On this day seven years ago, my father walked on. It doesn’t seem possible that it’s been that many years, but I know it has. Although the pain and sadness of losing him will never go away, it has faded over the years. His spirt is always with me and I can still hear his voice and his laughter in my mind whenever I think of him.

This October has been the first October since his death when I didn’t feel overwhelmed with emotions of grief. I’ve been focusing on the blessings in my life and creating as much positive energy as possible because I know that’s what my father would want. It’s also what’s best for me and my girls.

I think my father would be proud of the woman I’ve become and how I’m raising my girls. He’d appreciate the fact that I haven’t settled for someone just to avoid being alone. He was a role model for the kind of man I deserve in my life and I’ve yet to meet his match. If I never meet his match, then I’ll remain single, simple as that. I am a tough, strong, independent woman and I’ve learned to enjoy every moment of my life. I cherish the time with my daughters and I make the most of my time when I don’t have them. Life is a blessing and must never be taken for granted.

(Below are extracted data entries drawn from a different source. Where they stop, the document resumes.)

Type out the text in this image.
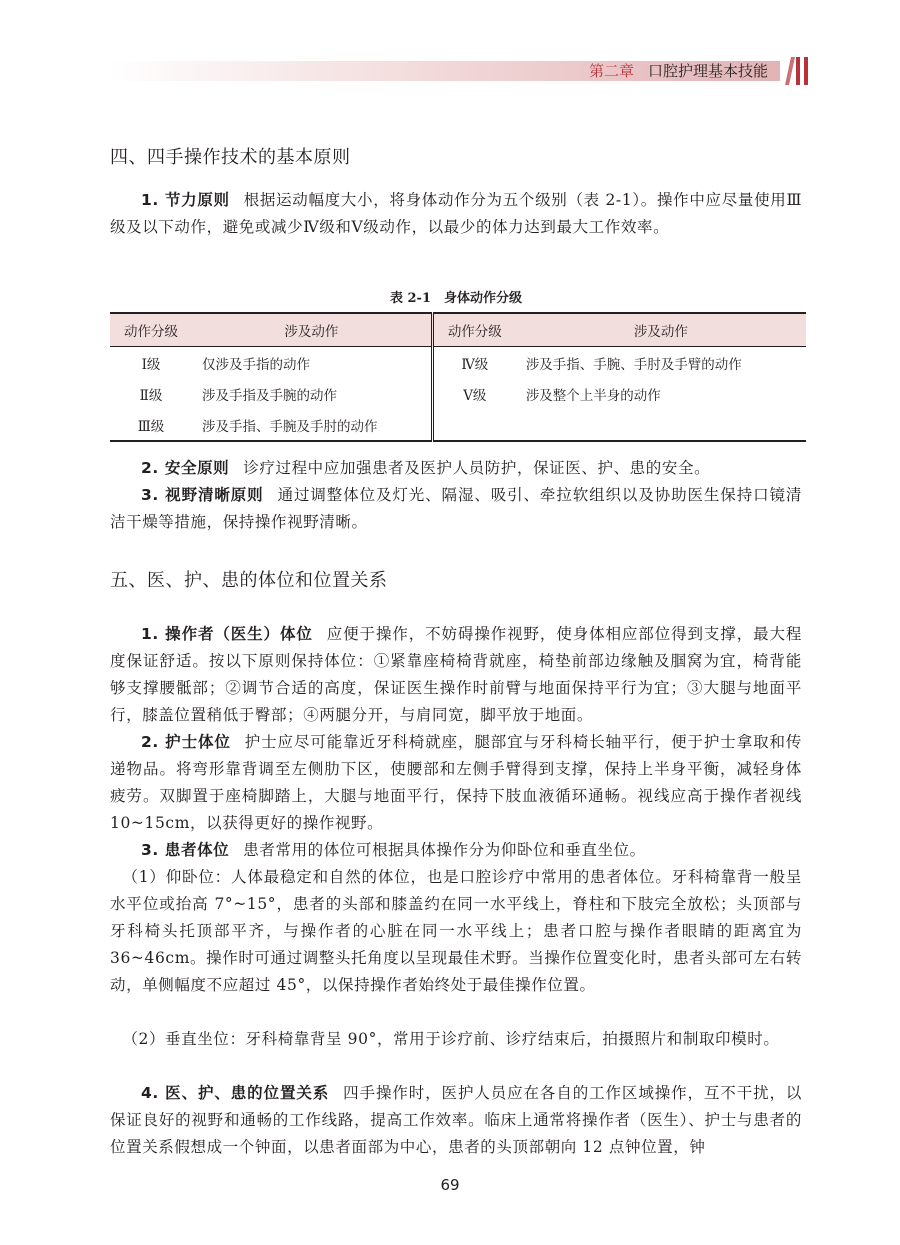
第二章 口腔护理基本技能
四、四手操作技术的基本原则

1. 节力原则 根据运动幅度大小，将身体动作分为五个级别（表 2-1）。操作中应尽量使用Ⅲ级及以下动作，避免或减少Ⅳ级和Ⅴ级动作，以最少的体力达到最大工作效率。

表 2-1　身体动作分级
动作分级	涉及动作	动作分级	涉及动作
Ⅰ级	仅涉及手指的动作	Ⅳ级	涉及手指、手腕、手肘及手臂的动作
Ⅱ级	涉及手指及手腕的动作	Ⅴ级	涉及整个上半身的动作
Ⅲ级	涉及手指、手腕及手肘的动作		

2. 安全原则 诊疗过程中应加强患者及医护人员防护，保证医、护、患的安全。

3. 视野清晰原则 通过调整体位及灯光、隔湿、吸引、牵拉软组织以及协助医生保持口镜清洁干燥等措施，保持操作视野清晰。

五、医、护、患的体位和位置关系

1. 操作者（医生）体位 应便于操作，不妨碍操作视野，使身体相应部位得到支撑，最大程度保证舒适。按以下原则保持体位：①紧靠座椅椅背就座，椅垫前部边缘触及腘窝为宜，椅背能够支撑腰骶部；②调节合适的高度，保证医生操作时前臂与地面保持平行为宜；③大腿与地面平行，膝盖位置稍低于臀部；④两腿分开，与肩同宽，脚平放于地面。

2. 护士体位 护士应尽可能靠近牙科椅就座，腿部宜与牙科椅长轴平行，便于护士拿取和传递物品。将弯形靠背调至左侧肋下区，使腰部和左侧手臂得到支撑，保持上半身平衡，减轻身体疲劳。双脚置于座椅脚踏上，大腿与地面平行，保持下肢血液循环通畅。视线应高于操作者视线 10~15cm，以获得更好的操作视野。

3. 患者体位 患者常用的体位可根据具体操作分为仰卧位和垂直坐位。

（1）仰卧位：人体最稳定和自然的体位，也是口腔诊疗中常用的患者体位。牙科椅靠背一般呈水平位或抬高 7°~15°，患者的头部和膝盖约在同一水平线上，脊柱和下肢完全放松；头顶部与牙科椅头托顶部平齐，与操作者的心脏在同一水平线上；患者口腔与操作者眼睛的距离宜为 36~46cm。操作时可通过调整头托角度以呈现最佳术野。当操作位置变化时，患者头部可左右转动，单侧幅度不应超过 45°，以保持操作者始终处于最佳操作位置。

（2）垂直坐位：牙科椅靠背呈 90°，常用于诊疗前、诊疗结束后，拍摄照片和制取印模时。

4. 医、护、患的位置关系 四手操作时，医护人员应在各自的工作区域操作，互不干扰，以保证良好的视野和通畅的工作线路，提高工作效率。临床上通常将操作者（医生）、护士与患者的位置关系假想成一个钟面，以患者面部为中心，患者的头顶部朝向 12 点钟位置，钟

69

My father with our cat Sylvester

My father with our cat Sylvester

On this day and every day, I honor my father’s eternal spirit. I recall all the wonderful memories of him and remember how tightly he always hugged me and that we always said, “I love you” when we parted. I will light candles in his memory and smudge my house with sage to cleanse the space and bring healing energy within. Even though the sadness of losing him is eternal, there is always light to be found in darkness and I will do my best to be that light.